Hap Farber, MD - phaware® interview 511
I'm Aware That I'm Rare: the phaware® podcast
Release Date: 03/11/2025
Harrison "Hap" Farber, MD gives a recap of PHenomenal Hope 2024, emphasizing its patient-centered approach to pulmonary hypertension (PH) research. He highlights patient stories, particularly Eric Borstein's inspiring journey of recovery and advocacy, and underscores the importance of patient-provider collaboration. Additionally, he addresses challenges in PH care, such as inclusivity in clinical trials, the role of AI in medicine, and the complexities of treating patients with substance use disorders.

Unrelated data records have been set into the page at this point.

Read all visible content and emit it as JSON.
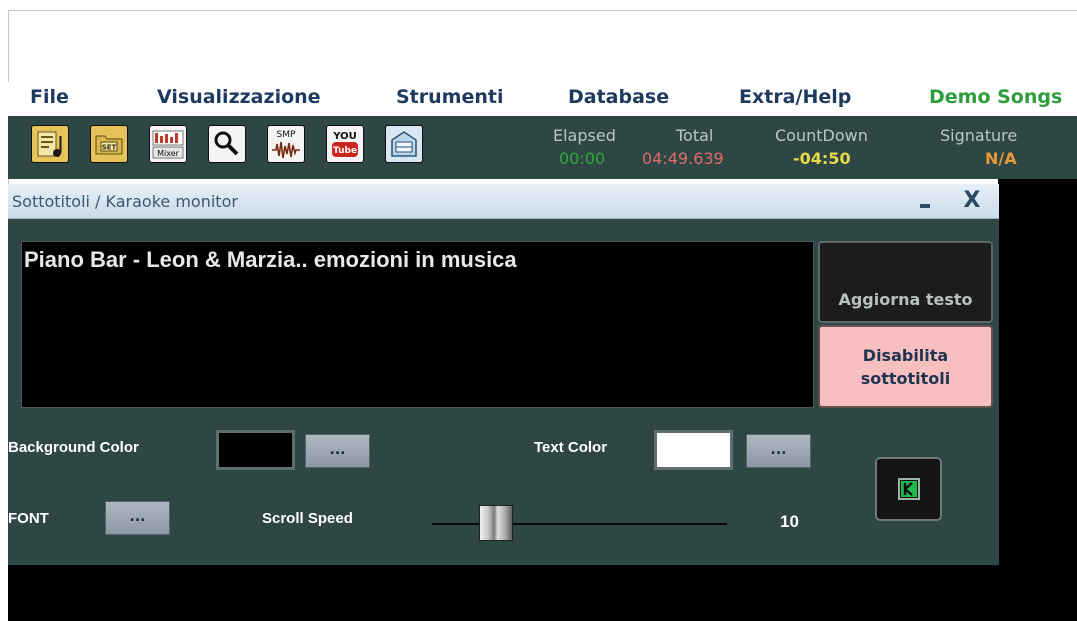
{
  "menu": [
    {
      "label": "File",
      "color": "#1f3a5f"
    },
    {
      "label": "Visualizzazione",
      "color": "#1f3a5f"
    },
    {
      "label": "Strumenti",
      "color": "#1f3a5f"
    },
    {
      "label": "Database",
      "color": "#1f3a5f"
    },
    {
      "label": "Extra/Help",
      "color": "#1f3a5f"
    },
    {
      "label": "Demo Songs",
      "color": "#2f9e3a"
    }
  ],
  "toolbar": {
    "buttons": [
      {
        "icon": "music-file-icon",
        "text": ""
      },
      {
        "icon": "settings-folder-icon",
        "text": "SET"
      },
      {
        "icon": "mixer-icon",
        "text": "Mixer"
      },
      {
        "icon": "search-icon",
        "text": ""
      },
      {
        "icon": "smp-sample-icon",
        "text": "SMP"
      },
      {
        "icon": "youtube-icon",
        "text_top": "YOU",
        "text_bottom": "Tube"
      },
      {
        "icon": "database-icon",
        "text": ""
      }
    ],
    "stats": {
      "elapsed": {
        "label": "Elapsed",
        "value": "00:00",
        "color": "#2fa83a"
      },
      "total": {
        "label": "Total",
        "value": "04:49.639",
        "color": "#e06a6a"
      },
      "countdown": {
        "label": "CountDown",
        "value": "-04:50",
        "color": "#e8d84a"
      },
      "signature": {
        "label": "Signature",
        "value": "N/A",
        "color": "#e89a3a"
      }
    }
  },
  "subtitle_window": {
    "title": "Sottotitoli / Karaoke monitor",
    "minimize_label": "",
    "close_label": "X",
    "text_content": "Piano Bar - Leon & Marzia.. emozioni in musica",
    "update_button": "Aggiorna testo",
    "disable_button_line1": "Disabilita",
    "disable_button_line2": "sottotitoli",
    "background_color_label": "Background Color",
    "background_color_value": "#000000",
    "text_color_label": "Text Color",
    "text_color_value": "#ffffff",
    "dots_label": "...",
    "font_label": "FONT",
    "scroll_speed_label": "Scroll Speed",
    "scroll_speed_value": "10",
    "scroll_speed_fraction": 0.18
  }
}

I’m Hap Farber. I do pulmonary hypertension at TUFTS Medical Center in Boston. This is the second edition of Team Phenomenal Hope Research Symposium. It’s different than other symposia in that it’s much more focused on patient needs, patient opinions, patient outcomes, and what we can do in the future to improve all of those rather than just basic science or clinical science that most PH symposia cover. For example, in this year, we had a patient come talk to us about what the journey’s like for a patient, which was just incredible. People just were picking their jaws up off the floor. It was just amazing. This patient, Eric Borstein, is like the perfect patient. He’s the perfect patient in part because he has the resources to be the perfect patient. Part of the problem is the bulk of our patients don’t have the resources to be the perfect patient.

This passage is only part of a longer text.